Posted 3/21/2020


At the beginning of my LIGHTFAIR presentation last June entitled, “Finding, Recruiting and Keeping The Best Candidates,” I asked attendees to imagine their best employee walking into their office and giving notice. We’re going to talk about the same scenario in this article but take it in a slightly different direction.

Let’s say someone on your team (perhaps even the most valuable member) announces that she is resigning to pursue an opportunity with another firm. Of course, the first temptation is to make a counter offer to persuade that person to stay. No one likes to be fired…and employers are no different. It’s the “You can’t quit until I fire you” syndrome. The normal reaction is to try and make things right—whatever it takes. But before making a knee-jerk counter offer, think things through.

This may sound like employment heresy in some circles, but the counter offer is not always what it’s cracked up to be. First, unless the employee in question often makes decisions without thinking them through or acts hastily and thinks about the results later, he has probably weighed the pluses and minuses of making a career change before ever approaching you. As for the employee who does things in haste, is that really someone you wish to “bribe” into staying?

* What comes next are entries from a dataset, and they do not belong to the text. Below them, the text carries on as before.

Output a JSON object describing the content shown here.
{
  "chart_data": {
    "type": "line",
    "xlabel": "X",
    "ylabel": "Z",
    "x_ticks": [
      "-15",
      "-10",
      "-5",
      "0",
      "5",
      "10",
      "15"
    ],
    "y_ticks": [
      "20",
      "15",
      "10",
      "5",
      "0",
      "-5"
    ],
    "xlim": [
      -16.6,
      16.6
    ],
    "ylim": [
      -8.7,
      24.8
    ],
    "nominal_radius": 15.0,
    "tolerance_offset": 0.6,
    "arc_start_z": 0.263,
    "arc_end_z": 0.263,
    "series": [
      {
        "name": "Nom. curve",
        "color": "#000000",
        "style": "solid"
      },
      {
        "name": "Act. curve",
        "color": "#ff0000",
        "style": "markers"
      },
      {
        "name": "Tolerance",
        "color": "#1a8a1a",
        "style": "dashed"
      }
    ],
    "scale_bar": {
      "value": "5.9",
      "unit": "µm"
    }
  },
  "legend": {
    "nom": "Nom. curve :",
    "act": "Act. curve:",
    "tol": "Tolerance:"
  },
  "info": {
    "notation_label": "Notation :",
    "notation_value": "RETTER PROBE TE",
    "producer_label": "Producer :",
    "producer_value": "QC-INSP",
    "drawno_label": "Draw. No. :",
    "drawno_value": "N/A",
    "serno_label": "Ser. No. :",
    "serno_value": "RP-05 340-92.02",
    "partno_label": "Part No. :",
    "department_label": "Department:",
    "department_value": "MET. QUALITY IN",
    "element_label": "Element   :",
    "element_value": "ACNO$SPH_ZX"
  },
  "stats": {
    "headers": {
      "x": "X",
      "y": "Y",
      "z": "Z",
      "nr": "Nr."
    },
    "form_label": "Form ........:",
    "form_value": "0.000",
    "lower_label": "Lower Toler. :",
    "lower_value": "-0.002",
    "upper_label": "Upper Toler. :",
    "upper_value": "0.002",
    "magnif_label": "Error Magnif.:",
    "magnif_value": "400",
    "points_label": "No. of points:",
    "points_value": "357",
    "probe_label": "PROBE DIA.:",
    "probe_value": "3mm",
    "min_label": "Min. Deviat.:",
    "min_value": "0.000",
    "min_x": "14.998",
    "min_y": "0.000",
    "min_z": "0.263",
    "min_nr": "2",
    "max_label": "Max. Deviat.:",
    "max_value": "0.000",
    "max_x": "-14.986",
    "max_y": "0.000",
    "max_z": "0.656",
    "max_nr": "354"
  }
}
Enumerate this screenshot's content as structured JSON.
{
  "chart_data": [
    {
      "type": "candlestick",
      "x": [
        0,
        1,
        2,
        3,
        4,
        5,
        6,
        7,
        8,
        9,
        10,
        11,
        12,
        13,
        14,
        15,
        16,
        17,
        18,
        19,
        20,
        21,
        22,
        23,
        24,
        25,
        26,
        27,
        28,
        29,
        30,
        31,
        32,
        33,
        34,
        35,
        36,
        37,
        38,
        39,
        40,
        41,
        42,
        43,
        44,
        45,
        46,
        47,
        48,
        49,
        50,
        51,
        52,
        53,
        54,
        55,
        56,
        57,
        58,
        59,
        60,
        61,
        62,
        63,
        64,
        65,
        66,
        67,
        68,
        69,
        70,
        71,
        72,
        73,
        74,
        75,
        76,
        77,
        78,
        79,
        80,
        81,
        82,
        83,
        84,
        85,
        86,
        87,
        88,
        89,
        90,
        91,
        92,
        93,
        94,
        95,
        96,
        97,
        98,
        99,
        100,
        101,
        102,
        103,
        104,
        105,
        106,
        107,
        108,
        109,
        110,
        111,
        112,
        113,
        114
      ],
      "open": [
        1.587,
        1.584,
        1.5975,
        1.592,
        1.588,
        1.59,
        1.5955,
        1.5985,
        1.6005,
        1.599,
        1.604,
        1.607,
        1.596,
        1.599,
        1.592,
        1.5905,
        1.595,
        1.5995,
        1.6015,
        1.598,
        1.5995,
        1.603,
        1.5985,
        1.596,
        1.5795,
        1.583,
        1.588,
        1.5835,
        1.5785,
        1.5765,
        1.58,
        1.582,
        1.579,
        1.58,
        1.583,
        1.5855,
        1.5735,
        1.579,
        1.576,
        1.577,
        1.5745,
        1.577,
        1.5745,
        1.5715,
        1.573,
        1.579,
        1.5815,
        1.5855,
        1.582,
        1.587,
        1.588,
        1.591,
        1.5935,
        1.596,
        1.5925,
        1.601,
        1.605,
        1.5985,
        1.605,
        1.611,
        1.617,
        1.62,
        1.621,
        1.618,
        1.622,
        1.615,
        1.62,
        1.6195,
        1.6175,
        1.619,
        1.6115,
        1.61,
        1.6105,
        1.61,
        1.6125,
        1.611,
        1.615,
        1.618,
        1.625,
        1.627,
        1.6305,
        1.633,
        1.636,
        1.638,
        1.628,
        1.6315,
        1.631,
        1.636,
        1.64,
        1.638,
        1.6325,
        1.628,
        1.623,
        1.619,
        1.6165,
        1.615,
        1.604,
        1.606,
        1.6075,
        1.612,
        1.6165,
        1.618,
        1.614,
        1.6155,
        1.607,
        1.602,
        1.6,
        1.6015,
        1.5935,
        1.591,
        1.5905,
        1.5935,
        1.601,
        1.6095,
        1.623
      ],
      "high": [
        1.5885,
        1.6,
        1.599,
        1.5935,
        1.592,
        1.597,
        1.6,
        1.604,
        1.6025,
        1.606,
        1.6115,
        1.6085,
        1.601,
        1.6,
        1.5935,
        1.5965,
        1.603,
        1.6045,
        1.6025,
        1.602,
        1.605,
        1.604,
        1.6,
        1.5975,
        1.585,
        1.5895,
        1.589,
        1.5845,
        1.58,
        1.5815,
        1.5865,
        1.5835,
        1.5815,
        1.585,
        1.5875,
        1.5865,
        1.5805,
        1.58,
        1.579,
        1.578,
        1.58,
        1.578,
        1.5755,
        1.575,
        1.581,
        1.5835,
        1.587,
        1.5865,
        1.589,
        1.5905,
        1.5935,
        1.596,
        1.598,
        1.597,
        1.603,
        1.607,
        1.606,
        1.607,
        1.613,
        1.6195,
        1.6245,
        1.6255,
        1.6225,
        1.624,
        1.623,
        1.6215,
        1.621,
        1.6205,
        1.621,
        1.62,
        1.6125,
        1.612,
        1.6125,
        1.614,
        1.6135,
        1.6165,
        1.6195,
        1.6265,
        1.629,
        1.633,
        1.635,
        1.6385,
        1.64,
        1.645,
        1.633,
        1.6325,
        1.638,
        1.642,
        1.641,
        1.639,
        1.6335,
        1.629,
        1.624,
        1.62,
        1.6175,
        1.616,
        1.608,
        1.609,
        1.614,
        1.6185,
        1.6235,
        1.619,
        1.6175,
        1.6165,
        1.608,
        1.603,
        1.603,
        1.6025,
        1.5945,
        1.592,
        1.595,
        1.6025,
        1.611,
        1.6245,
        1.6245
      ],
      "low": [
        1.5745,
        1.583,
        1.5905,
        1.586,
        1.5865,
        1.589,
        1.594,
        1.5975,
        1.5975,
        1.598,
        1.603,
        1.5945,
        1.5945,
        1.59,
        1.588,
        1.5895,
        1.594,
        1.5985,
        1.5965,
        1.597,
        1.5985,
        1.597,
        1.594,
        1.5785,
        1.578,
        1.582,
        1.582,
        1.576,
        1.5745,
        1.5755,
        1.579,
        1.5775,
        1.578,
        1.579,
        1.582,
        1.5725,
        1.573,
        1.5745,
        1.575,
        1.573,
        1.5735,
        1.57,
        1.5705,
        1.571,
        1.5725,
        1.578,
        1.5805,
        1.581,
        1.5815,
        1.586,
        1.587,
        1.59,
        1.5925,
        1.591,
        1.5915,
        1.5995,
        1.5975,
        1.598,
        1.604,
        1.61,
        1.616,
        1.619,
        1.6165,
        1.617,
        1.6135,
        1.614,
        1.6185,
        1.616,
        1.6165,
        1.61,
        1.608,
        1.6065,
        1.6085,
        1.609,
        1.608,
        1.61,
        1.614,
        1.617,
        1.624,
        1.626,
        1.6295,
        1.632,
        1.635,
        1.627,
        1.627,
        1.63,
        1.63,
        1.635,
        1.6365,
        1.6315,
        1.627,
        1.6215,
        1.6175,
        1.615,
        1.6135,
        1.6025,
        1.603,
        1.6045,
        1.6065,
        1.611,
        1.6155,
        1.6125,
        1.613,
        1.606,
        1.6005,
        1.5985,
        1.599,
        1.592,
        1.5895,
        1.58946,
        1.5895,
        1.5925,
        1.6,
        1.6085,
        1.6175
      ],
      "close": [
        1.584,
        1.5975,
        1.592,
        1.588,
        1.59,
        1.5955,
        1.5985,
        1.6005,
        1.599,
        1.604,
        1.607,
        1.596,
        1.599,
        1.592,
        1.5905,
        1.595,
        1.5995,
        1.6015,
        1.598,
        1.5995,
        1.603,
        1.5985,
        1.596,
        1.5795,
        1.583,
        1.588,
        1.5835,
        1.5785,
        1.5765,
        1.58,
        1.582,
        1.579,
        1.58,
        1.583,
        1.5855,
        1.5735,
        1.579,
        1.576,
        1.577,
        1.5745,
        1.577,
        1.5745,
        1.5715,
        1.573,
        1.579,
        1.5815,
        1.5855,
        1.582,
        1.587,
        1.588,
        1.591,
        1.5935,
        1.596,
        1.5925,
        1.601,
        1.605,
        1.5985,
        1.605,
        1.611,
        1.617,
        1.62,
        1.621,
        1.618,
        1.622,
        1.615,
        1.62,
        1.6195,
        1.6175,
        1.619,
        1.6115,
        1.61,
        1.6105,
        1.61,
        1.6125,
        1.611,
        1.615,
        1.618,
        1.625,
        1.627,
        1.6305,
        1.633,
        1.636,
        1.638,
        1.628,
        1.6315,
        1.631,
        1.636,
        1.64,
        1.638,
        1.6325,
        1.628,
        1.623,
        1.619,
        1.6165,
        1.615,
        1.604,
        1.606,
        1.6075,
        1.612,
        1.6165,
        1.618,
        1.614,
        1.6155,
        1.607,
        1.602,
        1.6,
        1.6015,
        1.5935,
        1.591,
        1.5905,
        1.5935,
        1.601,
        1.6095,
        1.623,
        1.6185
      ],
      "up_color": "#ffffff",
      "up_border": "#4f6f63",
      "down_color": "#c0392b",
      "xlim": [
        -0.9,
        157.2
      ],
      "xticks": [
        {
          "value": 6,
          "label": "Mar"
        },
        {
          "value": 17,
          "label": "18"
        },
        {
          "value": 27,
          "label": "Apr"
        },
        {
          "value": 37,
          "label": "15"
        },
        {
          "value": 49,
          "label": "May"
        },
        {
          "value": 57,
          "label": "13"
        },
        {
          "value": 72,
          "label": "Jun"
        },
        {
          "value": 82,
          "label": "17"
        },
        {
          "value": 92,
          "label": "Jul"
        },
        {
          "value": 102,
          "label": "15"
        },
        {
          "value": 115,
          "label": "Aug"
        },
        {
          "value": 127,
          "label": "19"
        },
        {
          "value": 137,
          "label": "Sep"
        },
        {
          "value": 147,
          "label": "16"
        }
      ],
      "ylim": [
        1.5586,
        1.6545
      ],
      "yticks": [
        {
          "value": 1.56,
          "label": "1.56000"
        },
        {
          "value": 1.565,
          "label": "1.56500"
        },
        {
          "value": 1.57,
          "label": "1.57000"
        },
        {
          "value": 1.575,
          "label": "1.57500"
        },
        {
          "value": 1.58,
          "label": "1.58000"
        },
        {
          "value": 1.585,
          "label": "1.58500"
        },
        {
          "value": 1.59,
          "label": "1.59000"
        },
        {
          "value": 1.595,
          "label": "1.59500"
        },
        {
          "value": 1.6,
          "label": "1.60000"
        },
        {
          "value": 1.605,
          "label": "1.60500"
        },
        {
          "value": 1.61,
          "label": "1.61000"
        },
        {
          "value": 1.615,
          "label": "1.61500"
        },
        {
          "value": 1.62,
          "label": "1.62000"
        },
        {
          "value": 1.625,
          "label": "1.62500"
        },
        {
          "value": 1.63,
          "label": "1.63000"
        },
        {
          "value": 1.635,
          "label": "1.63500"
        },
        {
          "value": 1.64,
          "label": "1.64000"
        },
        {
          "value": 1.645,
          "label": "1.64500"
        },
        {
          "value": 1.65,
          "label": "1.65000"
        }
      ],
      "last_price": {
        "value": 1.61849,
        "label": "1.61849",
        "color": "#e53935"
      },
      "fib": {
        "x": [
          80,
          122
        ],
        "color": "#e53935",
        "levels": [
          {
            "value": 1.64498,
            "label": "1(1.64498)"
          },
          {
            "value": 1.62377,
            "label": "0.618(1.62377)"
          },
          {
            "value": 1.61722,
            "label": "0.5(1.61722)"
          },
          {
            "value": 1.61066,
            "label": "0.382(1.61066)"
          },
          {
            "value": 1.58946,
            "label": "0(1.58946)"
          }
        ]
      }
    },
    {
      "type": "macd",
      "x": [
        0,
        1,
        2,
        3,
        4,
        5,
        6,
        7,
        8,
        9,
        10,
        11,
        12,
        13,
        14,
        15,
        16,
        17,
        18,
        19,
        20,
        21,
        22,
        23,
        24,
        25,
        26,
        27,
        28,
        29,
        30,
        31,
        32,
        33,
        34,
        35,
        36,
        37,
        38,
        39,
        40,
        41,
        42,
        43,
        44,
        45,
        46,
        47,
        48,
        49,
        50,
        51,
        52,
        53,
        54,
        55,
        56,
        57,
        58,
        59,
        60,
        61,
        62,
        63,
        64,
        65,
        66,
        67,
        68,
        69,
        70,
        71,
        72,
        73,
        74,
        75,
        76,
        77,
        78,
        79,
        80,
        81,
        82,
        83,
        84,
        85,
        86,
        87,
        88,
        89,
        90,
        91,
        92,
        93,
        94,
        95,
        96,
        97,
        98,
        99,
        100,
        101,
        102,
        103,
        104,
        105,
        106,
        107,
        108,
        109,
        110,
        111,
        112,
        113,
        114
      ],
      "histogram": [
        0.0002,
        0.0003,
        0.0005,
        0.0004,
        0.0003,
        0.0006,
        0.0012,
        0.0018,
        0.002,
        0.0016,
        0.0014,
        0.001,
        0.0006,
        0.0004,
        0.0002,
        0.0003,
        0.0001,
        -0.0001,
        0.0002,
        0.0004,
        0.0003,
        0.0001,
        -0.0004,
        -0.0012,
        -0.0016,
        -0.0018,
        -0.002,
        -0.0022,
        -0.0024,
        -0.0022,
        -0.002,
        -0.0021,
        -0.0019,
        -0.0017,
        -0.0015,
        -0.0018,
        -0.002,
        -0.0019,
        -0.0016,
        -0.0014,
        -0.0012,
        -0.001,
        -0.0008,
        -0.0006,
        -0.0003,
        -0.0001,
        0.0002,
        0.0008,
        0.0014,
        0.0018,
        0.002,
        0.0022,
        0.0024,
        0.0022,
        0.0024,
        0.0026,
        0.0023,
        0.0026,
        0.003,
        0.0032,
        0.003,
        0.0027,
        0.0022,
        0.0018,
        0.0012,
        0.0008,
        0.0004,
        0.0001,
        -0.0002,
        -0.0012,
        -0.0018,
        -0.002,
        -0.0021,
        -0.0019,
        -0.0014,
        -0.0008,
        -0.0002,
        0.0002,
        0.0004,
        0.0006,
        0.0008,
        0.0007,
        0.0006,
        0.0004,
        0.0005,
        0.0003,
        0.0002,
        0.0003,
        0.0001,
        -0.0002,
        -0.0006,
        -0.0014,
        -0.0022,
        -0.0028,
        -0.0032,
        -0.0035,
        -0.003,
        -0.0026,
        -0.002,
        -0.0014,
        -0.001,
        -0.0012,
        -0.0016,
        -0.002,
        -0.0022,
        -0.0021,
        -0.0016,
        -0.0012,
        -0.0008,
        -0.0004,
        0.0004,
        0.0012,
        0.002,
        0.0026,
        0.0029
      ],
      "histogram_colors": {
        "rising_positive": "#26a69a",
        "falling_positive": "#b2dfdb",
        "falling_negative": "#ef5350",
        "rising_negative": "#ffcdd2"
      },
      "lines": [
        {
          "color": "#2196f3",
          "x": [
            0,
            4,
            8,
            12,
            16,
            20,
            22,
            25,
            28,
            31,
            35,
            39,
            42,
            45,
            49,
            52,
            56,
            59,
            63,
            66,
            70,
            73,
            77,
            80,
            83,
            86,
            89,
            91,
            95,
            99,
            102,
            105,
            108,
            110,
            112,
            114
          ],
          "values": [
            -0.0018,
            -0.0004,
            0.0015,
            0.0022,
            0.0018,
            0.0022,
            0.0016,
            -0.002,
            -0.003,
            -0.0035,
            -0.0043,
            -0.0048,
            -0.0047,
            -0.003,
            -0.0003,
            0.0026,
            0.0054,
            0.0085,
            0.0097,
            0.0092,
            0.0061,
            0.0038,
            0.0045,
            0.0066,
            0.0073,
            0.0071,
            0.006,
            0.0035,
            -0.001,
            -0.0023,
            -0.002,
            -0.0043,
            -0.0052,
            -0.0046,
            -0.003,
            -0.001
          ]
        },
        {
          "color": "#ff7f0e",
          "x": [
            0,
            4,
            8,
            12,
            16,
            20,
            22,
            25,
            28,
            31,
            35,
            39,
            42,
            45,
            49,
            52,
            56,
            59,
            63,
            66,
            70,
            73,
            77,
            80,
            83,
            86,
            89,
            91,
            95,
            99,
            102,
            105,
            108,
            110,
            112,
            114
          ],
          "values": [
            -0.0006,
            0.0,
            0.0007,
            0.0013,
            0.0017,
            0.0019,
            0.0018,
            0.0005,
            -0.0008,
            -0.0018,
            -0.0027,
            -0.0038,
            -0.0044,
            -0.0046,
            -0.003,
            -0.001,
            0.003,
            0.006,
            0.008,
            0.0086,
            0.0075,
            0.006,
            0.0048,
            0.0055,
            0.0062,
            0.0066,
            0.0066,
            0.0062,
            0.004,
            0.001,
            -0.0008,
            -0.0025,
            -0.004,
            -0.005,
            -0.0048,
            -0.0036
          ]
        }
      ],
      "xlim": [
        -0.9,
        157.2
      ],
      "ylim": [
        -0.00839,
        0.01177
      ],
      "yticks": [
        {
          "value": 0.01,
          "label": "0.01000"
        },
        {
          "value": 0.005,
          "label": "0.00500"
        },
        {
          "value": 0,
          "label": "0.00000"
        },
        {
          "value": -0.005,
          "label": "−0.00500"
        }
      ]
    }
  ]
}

So let’s talk about a couple of the key reasons why you might want to rethink the counter offer:

  1. Counter offers buy you less time than you think. According to The National Business Employment Weekly, nearly four out of five people who accept counter offers are gone within the year. Four out of five! Those aren’t good odds, in Vegas or anywhere, so you really might be better served beginning your search now to replace your dissatisfied employee vs. waiting the few months (or even weeks) until that employee leaves anyway, with his extended stay a bittersweet coda to his tenure with your firm.
  2. Money doesn’t buy happiness. You’ve heard that old axiom many times: Most studies show that not only is money not the main reason people make a career change, it’s usually not even one of the top three reasons. Some studies don’t even put money in the top five! Yet money is the main element of almost every counter offer. Companies are only buying time with the vast majority of counter offers they make; they are not renewing an employee’s allegiance to the team. Inevitably, the real reasons that caused an employee to look elsewhere will crop up again.
  3. The relationship is forever changed. When an employee accepts a counter offer, you may feel like everything is back to normal, but actually the situation is irrevocably changed. There is a level of trust that will almost always never return. First, there is the “other shoe” scenario—waiting for the employee in question to become dissatisfied again or simply leave. And since statistics show nearly 80 percent of candidates who accept counter offers are not with that company within a year, do you really want the problem to crop up again, or have an employee whose loyalties are torn, or whose heart is not in it? And the employee who is prone to reneging on his/her commitment to the new company to be bought back by your firm is a high risk to give notice again in the future—possibly at the worst time.
  4. Employees are getting wise. Employees have become more savvy career-wise and they are increasingly aware that the counter offer is rife with pitfalls. In a Wall Street Journal column entitled “Accepting a Counteroffer Can Be the Road to Ruin,” Paul Hawkins (publisher of the respected Fordyce Letter) writes, “In my four decades in the hiring community, only a small percentage of counter offer acceptors I’ve known haven’t regretted their choice. If in your naïveté you believe that your current company loves you despite how it’s treated you, you deserve the ho-hum career it may offer. The momentary flattery just isn’t worth it. Decent and well- managed companies don’t make counter offers. Their policies are fair and equitable, and they won’t bow to coercion. When you say, ‘I quit,’ mean it. It’s really your only honorable option.” Hawkins’s advice is not much different from what the vast majority of executive recruiting professionals will tell you: employees now realize that the benefits of an accepted counter offer are much more in the company’s favor than theirs.
  5. Muddy water. Perhaps the most undesirable outcome of an employee accepting your counter offer is that he may become a cancer in his department, destroy morale or in the worst case corrupt data. Recruiting expert Mary Lindenmuth says, “The disgruntled but ‘bought back’ employee hangs around and they feel it is their empire! For instance, if they are sales people, if they’ve built their client list, they sometimes feel it is now theirs. The law states that the information belongs to the company, but that doesn’t take away what the human being feels. And if the employees feel they are entitled to it, they will undermine you.”


If you have ever made a counter offer to an employee, ask yourself, how many of those situations worked out well? How many of those people remained with you for a year? How many remained with you for six months and continued to function at past performance levels? Remember, once someone is unhappy, it often doesn’t matter what the company does.

So if you feel you simply have to make a counter offer, only make it once. Your employee has usually already made the decision to leave; in most instances, the decision will not be reversed by offering more money. Also, once the seeds are planted in someone’s mind or heart, trying to persuade her to stay with your company can often produce mixed, or short-term results at best. So realize that sometimes the best response to an employee leaving is to wish them well so that you and your team can move on and move forward.